The former First Daughter has renounced her position in the succession by declining to take part in the Donald Trump Restoration effort in place of carrying out such efforts.
Even while it initially appeared to be rather gossipy, the prior story from The Post anticipated this development. Ivanka and Jared Kushner, a White House official adviser to Trump, were "cajoled," according to sources, to go on stage with him for last night's announcement. As it turned out, Ivanka didn't show up at all, and Jared was in the audience but not on stage.
Even a silent no-show would have at some point received some attention. The timing of Ivanka's decision to make a public comment in relation to her father's announcement of the start of his campaign says eloquently about the conflict within the Trump organisation about the new initiative. Ivanka's statement that she will only support her father "outside the political arena" is a mega-Trumpian anti-endorsement from the genuine inner circle: the Trump family and its heir apparent. Forget about the megadonors for a while.
That undoubtedly lessens the impact of Trump's statement, but it also harms him politically. Many voters, including some of Trump's earlier supporters, have grown weary of the drama surrounding Trump over the past few years. In a way that a thousand polls and/or articles in the mainstream media wouldn't, Ivanka's assertion supports that. Many people may begin to accept their own exhaustion as real if even Ivanka is sick of Trump's campaigning.
Ivanka was also a crucial political asset for Trump, seeking to soften the edges of his persona and attempting to win back the support of women, particularly younger women. Ivanka may not have been positioned for dynastic ascendancy, but she managed to stop or at least partially halt the migration of female votes that Trump could have otherwise lost.

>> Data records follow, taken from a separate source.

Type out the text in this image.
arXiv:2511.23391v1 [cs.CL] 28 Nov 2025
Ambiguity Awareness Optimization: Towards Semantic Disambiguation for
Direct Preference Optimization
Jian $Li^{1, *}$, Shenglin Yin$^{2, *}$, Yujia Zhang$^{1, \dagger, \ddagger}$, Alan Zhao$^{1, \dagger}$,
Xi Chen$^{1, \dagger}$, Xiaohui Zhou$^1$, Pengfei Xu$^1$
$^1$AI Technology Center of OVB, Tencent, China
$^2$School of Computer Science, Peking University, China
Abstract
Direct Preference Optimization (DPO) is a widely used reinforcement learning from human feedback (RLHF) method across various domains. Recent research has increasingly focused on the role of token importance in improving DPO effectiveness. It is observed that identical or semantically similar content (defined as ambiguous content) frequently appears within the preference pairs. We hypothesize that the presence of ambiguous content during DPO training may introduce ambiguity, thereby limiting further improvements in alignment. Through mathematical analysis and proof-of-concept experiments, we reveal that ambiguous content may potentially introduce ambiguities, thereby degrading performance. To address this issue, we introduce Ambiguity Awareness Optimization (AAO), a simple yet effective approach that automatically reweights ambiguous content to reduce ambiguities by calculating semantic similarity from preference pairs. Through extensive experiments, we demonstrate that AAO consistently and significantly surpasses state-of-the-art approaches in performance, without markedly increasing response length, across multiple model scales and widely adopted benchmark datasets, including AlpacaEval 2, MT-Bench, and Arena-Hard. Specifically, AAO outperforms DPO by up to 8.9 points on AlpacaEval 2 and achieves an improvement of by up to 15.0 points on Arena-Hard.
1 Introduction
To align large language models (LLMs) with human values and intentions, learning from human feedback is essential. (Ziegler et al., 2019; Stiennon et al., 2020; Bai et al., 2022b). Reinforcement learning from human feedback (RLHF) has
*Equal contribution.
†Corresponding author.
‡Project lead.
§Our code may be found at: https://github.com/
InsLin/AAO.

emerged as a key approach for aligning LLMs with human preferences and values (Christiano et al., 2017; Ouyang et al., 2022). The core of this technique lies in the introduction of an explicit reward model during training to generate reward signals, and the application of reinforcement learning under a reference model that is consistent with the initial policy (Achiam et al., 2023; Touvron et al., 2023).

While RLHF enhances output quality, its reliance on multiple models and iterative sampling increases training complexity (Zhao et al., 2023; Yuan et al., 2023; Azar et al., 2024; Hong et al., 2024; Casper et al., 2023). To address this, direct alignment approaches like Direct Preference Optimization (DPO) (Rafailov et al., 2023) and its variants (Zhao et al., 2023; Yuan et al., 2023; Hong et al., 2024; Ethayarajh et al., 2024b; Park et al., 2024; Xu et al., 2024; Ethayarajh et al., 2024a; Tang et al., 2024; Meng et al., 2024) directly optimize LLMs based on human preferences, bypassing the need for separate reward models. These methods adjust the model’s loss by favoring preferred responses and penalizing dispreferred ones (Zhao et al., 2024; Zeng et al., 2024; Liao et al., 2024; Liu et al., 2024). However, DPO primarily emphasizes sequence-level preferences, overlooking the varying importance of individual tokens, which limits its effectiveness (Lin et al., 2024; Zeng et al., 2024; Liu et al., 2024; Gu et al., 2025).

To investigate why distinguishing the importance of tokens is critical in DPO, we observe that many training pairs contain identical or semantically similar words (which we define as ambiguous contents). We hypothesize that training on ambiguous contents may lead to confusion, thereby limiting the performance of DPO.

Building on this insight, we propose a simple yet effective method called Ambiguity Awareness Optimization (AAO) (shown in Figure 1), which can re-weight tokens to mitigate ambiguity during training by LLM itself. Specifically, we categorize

Ivanka's departure might not bother some Trump fans too much. They saw her as more of a centrist and possibly even further away than that. (For that matter, non-Trump conservatives shared the same reluctance.) Nevertheless, Trump successfully exploited it to win over disgruntled centrists, blue-collar classic liberals, and other voters in the first campaign who viewed Ivanka as a sign of pragmatism. The political position can no longer be filled by a member of the family, and no one from outside the family would be close enough to have the necessary credibility.
If the dynastic ambitions ever existed at all, they are now extinct with Ivanka gone. Additionally, it gives the sense that Team Trump has already thrown a wheel just by starting the race, which is unlikely to spark much interest in it.